2. Social comparison
Russell believed that “what most people fear is not falling into destitution but ‘that they will fail to outshine their neighbors,’” Brooks explains. Keeping up with the Jones is a never-ending game that can lead to lifelong discontent. And if you don’t believe the Nobel laureate, there’s modern science to prove it. The solution to social comparison, according to Russell, is to “focus on what you have and feel grateful.”
3. Envy
Closely linked to the above mistake, envy is the condition of feeling bad because someone else has more than you. Russell’s proposed this cure for envy: “Whoever wishes to increase human happiness must wish to increase admiration.” Rather than suffer because of other people’s excellence, celebrate and learn from it.
4. Evading boredom
“We are less bored than our ancestors were,” Russell wrote in 1930, “but we are more afraid of boredom.” Imagine what he would have made of the smartphone era! But the truth is, no gadget or streaming service can fully save you from boredom.

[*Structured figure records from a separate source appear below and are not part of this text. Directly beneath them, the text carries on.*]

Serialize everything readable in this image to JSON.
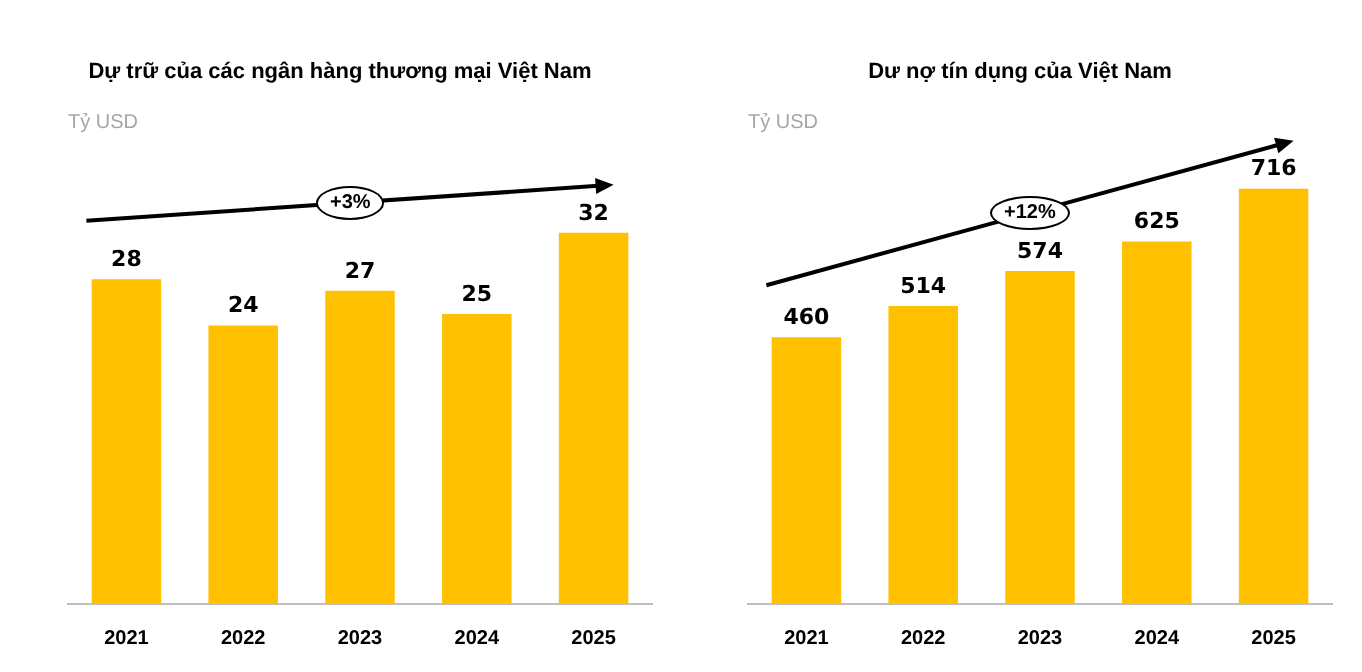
{
  "chart_data": [
    {
      "type": "bar",
      "title": "Dự trữ của các ngân hàng thương mại Việt Nam",
      "ylabel": "Tỷ USD",
      "categories": [
        "2021",
        "2022",
        "2023",
        "2024",
        "2025"
      ],
      "values": [
        28,
        24,
        27,
        25,
        32
      ],
      "color": "#ffc000",
      "data_labels": true,
      "annotations": [
        "+3%"
      ]
    },
    {
      "type": "bar",
      "title": "Dư nợ tín dụng của Việt Nam",
      "ylabel": "Tỷ USD",
      "categories": [
        "2021",
        "2022",
        "2023",
        "2024",
        "2025"
      ],
      "values": [
        460,
        514,
        574,
        625,
        716
      ],
      "color": "#ffc000",
      "data_labels": true,
      "annotations": [
        "+12%"
      ]
    }
  ]
}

They can, however, distract you from essential but uncomfortable reflection and creative growth. The solution is to fight to regain your capacity to just sit quietly and notice the world around you.
5. Coping with fear
Anxiety has only increased since Russell’s day, and it remains a thief of joy. “Russell believed that anxiety is rooted in fear of ‘some danger which we are unwilling to face,’” Brooks notes before highlighting modern science on the biological basis of anxiety disorders. But whatever the cause of your free-floating fear, not going to the effort of finding ways to tame it will make you miserable. Russell — and Tim Ferriss — suggests the best cure is forcing yourself to mentally face your fears until they lose some of their terror.
6. Senseless guilt
Should you feel guilty and make amends if you did something wrong and hurt someone? Of course, but Russell argued against a baseless sense of sin or feeling guilty just because you are doing well and others are doing less well.
7. Virtuous victimhood
Russell again feels ahead of his time with his warnings against playing the victim. “Russell was critical of what he called ‘persecution mania,’ in which one is ‘perpetually the victim of ingratitude, unkindness, and treachery.’ One version of this is what some researchers have called ‘virtuous victimhood,’” explains Brooks. Of course, sometimes people really are victims of injustice, but putting unending victimhood at the heart of your identity is a recipe for unhappiness.
8. Fear of public opinion
According to hospice nurses and others who work with the dying, among the most common deathbed regrets is living a life you thought others expected of you rather than one that was true to you. Russell apparently would not have been surprised. “One should as a rule respect public opinion in so far as is necessary to avoid starvation and to keep out of prison, but anything that goes beyond this is voluntary submission to an unnecessary tyranny,” he wrote.